Dr. Wolf said that he offered women Pap tests and, for those over 50,
mammograms. He also offers colon cancer screening tests to men and women over
50. But he said: "I don't get bent out of shape when people refuse. We can
operate on the margins by offering these cancer screens, but let's be honest
about the expected impact."
That may not be so easy, said Dr. William Black, a professor of radiology at
Dartmouth-Hitchcock Medical Center in Lebanon, N.H. There are financial and
legal incentives for doctors and medical centers to encourage screening tests,
he said, and it can take time to sit down with patients and truly explain a
test's risks and benefits.
For example, Dr. Black said, health maintenance organizations are graded on
the percentage of their members who get screenings like Pap tests and
mammograms. And even when a test is controversial, like a prostate cancer test,
doctors may hesitate to explain what is at stake.

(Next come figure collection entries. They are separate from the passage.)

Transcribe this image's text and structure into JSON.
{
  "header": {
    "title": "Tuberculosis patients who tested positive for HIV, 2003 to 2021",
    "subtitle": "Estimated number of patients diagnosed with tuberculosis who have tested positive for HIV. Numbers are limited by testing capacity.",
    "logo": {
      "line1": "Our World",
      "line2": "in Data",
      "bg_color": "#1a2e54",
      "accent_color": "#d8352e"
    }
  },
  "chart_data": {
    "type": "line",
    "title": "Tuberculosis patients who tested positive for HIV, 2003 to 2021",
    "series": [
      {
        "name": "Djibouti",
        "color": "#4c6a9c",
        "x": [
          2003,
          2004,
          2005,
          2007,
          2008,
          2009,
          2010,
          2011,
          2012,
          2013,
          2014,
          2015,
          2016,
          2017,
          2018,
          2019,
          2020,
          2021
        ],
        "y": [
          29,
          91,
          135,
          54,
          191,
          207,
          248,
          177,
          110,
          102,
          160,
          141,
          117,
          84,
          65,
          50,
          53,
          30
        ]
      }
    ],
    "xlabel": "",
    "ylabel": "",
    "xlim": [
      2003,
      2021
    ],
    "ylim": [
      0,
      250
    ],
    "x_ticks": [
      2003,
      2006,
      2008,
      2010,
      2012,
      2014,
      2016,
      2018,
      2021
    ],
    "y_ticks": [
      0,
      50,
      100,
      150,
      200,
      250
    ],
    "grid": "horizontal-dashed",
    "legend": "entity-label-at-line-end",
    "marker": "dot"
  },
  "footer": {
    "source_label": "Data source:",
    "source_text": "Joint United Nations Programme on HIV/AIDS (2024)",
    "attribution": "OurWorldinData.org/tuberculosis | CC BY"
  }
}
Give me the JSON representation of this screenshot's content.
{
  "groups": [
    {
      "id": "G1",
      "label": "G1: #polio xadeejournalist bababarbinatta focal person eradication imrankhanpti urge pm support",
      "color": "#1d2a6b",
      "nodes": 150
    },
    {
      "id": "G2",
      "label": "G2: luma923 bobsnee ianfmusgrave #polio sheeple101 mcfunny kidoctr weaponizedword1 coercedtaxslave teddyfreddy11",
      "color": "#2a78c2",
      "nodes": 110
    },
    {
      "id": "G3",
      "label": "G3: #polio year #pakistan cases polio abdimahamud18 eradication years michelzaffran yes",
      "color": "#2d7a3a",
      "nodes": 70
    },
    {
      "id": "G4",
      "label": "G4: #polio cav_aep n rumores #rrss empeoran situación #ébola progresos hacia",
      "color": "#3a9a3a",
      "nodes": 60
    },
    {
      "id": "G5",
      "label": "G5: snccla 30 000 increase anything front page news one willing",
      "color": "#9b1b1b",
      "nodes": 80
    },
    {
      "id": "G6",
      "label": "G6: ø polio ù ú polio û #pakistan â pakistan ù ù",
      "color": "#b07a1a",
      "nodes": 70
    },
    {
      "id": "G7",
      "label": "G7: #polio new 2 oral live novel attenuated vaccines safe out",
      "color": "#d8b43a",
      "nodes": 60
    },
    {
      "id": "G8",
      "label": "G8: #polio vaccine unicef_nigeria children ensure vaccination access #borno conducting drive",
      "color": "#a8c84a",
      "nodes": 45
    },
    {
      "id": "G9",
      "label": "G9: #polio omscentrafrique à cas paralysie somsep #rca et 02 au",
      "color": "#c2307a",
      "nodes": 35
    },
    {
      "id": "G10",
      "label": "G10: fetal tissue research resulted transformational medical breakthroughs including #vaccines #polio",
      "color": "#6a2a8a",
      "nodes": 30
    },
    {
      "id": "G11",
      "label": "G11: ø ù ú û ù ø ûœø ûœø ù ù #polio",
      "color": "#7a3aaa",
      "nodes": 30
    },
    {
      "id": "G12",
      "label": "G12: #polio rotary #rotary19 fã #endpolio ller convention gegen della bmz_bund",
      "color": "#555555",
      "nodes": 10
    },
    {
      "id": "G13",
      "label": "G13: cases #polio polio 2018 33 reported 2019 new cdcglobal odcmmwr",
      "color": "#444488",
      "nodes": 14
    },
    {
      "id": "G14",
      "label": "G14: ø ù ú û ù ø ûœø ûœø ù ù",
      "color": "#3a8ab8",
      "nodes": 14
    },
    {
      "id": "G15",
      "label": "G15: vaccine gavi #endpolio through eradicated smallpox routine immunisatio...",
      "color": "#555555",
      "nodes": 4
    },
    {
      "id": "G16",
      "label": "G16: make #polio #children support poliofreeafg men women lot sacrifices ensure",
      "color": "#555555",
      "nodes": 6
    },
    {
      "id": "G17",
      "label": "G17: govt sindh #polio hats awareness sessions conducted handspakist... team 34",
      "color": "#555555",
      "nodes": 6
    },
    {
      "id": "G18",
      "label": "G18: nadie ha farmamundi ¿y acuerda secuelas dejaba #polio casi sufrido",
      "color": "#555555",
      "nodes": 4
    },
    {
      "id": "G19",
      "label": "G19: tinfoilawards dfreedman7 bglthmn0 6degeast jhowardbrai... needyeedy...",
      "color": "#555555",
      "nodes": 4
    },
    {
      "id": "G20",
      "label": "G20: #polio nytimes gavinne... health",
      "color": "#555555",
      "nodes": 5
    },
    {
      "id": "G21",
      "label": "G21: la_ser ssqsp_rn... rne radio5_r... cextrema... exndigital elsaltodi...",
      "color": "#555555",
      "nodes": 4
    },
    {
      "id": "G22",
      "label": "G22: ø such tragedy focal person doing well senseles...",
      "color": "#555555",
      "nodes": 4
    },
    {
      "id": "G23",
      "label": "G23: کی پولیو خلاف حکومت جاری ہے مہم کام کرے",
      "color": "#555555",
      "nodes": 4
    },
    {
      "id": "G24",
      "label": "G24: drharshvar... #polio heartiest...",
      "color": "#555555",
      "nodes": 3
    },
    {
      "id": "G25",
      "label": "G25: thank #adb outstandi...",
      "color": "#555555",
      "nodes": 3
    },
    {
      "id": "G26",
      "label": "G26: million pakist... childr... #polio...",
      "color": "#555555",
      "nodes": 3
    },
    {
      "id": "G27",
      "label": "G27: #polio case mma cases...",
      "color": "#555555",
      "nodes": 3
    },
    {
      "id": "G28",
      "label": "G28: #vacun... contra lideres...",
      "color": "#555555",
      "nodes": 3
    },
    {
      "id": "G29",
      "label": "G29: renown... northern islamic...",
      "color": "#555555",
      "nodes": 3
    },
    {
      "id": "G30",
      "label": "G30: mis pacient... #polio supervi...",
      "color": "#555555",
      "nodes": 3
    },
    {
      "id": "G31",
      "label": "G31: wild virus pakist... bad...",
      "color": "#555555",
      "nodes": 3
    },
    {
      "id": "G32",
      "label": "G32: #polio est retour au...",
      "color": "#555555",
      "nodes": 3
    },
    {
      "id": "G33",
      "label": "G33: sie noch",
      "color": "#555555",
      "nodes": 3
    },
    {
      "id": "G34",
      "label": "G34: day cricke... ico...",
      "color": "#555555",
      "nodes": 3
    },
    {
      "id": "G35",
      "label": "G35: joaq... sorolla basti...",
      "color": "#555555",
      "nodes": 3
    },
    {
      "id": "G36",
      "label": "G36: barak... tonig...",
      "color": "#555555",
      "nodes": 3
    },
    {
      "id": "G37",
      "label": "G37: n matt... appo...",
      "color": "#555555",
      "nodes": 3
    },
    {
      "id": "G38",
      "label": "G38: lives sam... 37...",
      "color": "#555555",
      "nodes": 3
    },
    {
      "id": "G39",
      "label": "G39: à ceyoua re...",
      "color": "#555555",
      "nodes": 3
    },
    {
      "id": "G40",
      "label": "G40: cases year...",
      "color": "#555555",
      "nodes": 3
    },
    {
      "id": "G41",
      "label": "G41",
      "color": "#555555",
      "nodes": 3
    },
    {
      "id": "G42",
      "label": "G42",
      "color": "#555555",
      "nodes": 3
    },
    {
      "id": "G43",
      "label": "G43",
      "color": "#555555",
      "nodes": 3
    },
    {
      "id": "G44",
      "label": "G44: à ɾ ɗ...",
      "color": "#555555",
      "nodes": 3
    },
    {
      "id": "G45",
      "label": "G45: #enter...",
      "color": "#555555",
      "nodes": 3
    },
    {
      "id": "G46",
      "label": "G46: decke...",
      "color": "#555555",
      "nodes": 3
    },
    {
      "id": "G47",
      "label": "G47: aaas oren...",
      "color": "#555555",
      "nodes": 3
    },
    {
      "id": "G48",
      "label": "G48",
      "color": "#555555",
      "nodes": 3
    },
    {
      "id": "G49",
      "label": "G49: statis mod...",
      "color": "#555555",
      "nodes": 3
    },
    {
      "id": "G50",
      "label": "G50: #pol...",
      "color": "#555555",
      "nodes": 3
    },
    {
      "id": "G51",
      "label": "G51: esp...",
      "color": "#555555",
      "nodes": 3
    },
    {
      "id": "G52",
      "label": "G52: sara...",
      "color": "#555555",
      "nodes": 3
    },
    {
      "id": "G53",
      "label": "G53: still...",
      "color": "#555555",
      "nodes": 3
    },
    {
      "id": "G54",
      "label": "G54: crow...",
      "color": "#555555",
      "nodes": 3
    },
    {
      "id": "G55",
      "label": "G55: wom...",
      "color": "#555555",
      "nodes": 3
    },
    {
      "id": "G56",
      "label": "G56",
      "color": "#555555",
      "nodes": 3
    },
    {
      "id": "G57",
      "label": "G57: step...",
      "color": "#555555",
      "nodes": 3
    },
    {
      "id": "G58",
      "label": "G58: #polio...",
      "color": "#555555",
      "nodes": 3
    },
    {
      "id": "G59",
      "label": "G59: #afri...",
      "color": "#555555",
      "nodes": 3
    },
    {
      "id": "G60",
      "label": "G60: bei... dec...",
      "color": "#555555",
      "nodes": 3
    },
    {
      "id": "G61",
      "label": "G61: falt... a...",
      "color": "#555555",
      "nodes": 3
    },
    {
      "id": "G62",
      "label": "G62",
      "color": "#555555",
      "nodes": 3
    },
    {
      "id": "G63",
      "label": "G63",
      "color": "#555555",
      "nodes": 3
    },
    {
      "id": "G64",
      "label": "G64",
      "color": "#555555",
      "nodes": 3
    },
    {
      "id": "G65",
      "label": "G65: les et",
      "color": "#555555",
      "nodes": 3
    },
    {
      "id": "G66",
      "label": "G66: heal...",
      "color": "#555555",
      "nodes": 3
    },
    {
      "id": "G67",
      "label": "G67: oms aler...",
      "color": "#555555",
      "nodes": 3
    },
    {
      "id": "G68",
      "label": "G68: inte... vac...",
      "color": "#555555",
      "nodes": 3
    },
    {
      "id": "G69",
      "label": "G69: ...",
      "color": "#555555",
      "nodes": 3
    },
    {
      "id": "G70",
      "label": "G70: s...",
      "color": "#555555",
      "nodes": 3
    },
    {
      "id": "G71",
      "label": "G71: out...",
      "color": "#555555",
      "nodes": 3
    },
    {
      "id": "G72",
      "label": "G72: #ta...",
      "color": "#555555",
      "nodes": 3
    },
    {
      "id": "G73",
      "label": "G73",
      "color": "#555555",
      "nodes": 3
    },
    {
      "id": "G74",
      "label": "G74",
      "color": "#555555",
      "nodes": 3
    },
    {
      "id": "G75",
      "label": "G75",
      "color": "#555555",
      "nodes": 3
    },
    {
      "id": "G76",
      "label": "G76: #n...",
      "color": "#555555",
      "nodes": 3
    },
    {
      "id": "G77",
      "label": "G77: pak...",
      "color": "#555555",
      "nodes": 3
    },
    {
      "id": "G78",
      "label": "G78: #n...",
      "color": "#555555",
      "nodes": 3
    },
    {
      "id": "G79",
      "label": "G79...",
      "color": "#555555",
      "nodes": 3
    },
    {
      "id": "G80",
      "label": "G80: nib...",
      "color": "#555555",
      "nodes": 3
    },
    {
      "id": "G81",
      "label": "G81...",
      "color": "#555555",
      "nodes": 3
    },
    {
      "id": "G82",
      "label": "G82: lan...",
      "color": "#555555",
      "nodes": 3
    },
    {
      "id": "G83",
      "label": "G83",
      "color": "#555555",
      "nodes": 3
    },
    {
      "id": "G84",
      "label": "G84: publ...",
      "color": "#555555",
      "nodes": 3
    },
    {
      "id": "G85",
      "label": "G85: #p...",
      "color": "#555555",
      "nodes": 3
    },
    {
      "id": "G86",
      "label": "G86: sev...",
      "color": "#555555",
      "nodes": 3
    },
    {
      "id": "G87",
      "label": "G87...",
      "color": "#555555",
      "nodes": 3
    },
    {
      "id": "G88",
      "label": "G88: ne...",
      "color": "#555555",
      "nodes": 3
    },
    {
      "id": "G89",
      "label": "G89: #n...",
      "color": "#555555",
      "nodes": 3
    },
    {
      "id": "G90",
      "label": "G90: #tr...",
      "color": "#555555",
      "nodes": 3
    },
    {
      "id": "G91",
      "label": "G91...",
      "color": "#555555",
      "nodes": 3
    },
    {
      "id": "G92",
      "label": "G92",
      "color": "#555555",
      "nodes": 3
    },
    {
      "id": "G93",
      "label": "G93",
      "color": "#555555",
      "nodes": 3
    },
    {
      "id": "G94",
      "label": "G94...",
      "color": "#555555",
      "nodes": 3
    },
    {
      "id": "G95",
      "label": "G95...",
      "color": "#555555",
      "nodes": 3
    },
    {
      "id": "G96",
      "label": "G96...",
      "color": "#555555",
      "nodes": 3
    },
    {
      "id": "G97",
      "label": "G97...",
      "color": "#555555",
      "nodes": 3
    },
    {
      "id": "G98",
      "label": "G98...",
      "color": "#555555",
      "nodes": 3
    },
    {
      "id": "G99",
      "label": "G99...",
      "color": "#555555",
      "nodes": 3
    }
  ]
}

That test, the P.S.A., for prostate specific antigen, can lead to the
detection of tiny tumors. The problem, however, is that most prostate cancers
grow very slowly, and men tend to die with them, not of them. Autopsy studies
find that as many as 70 percent of men in their 80's have early prostate cancers
that were undetected during their lifetimes and caused no problems.
But doctors cannot tell which early cancers are dangerous and which are not
and 31,500 American men die of prostate cancer each year, making it the second
leading cause of cancer deaths in men.
It may be, experts on prostate cancer say, that very aggressive cancers are
unstoppable, whenever they are discovered, and others that grow slowly may not
be dangerous. Yet once a tumor is found, doctors and their patients usually feel
obliged to treat it, with radiation or surgery, which leaves many men
incontinent and impotent.
Dr. Black tells of a doctor at a nearby medical center who took time to
discuss the risks and benefits of the P.S.A. test on three separate office
visits with one of his longtime patients. The man ended up not having the test.
But shortly afterward he developed malignant prostate cancer and successfully
sued the doctor. In July 1999, a jury awarded him $1.5 million, the largest jury
award in the county superior court in a decade.
"It's a whole lot easier to just go ahead and screen," Dr. Black said.
Investigators say there are no ready answers on who should be tested, with
what test and when. In an ideal world, they say, patients would consider the
risks and benefits of each test and make an informed decision with the guidance
of a wise doctor. But instead, they say, hurried doctors seldom spend much time
discussing the tests and few patients ever question whether a test may do more
harm than good. The result is that even tests whose benefits are accepted, like
Pap tests for cancer of the cervix, are overused, with many women having it
annually when once every three years would suffice.
But people bring their own values to bear when weighing evidence. For
example, Donna Berry, a registered nurse who lives in Houston, said she started
having mammograms when she was 45 she is now 59 even though she was well
aware of a heated debate over whether they helped women in their 40's. For Mrs.
Berry, the test is worthwhile if there is the slightest chance that it might
catch a cancer that can be cured.
In contrast, her husband, Donald Berry, who heads the biostatistics
department at M. D. Anderson Cancer Center in Houston, is among the distinct
minority of people who deliberately refuse screening tests for fear of the harm
of overdiagnosis.
"I have this philosophy about looking for things," Dr. Berry said. "I do go
to the doctor if I am sick, but I don't have routine checkups. I may live to
regret it, but the evidence for most of these things does not exist."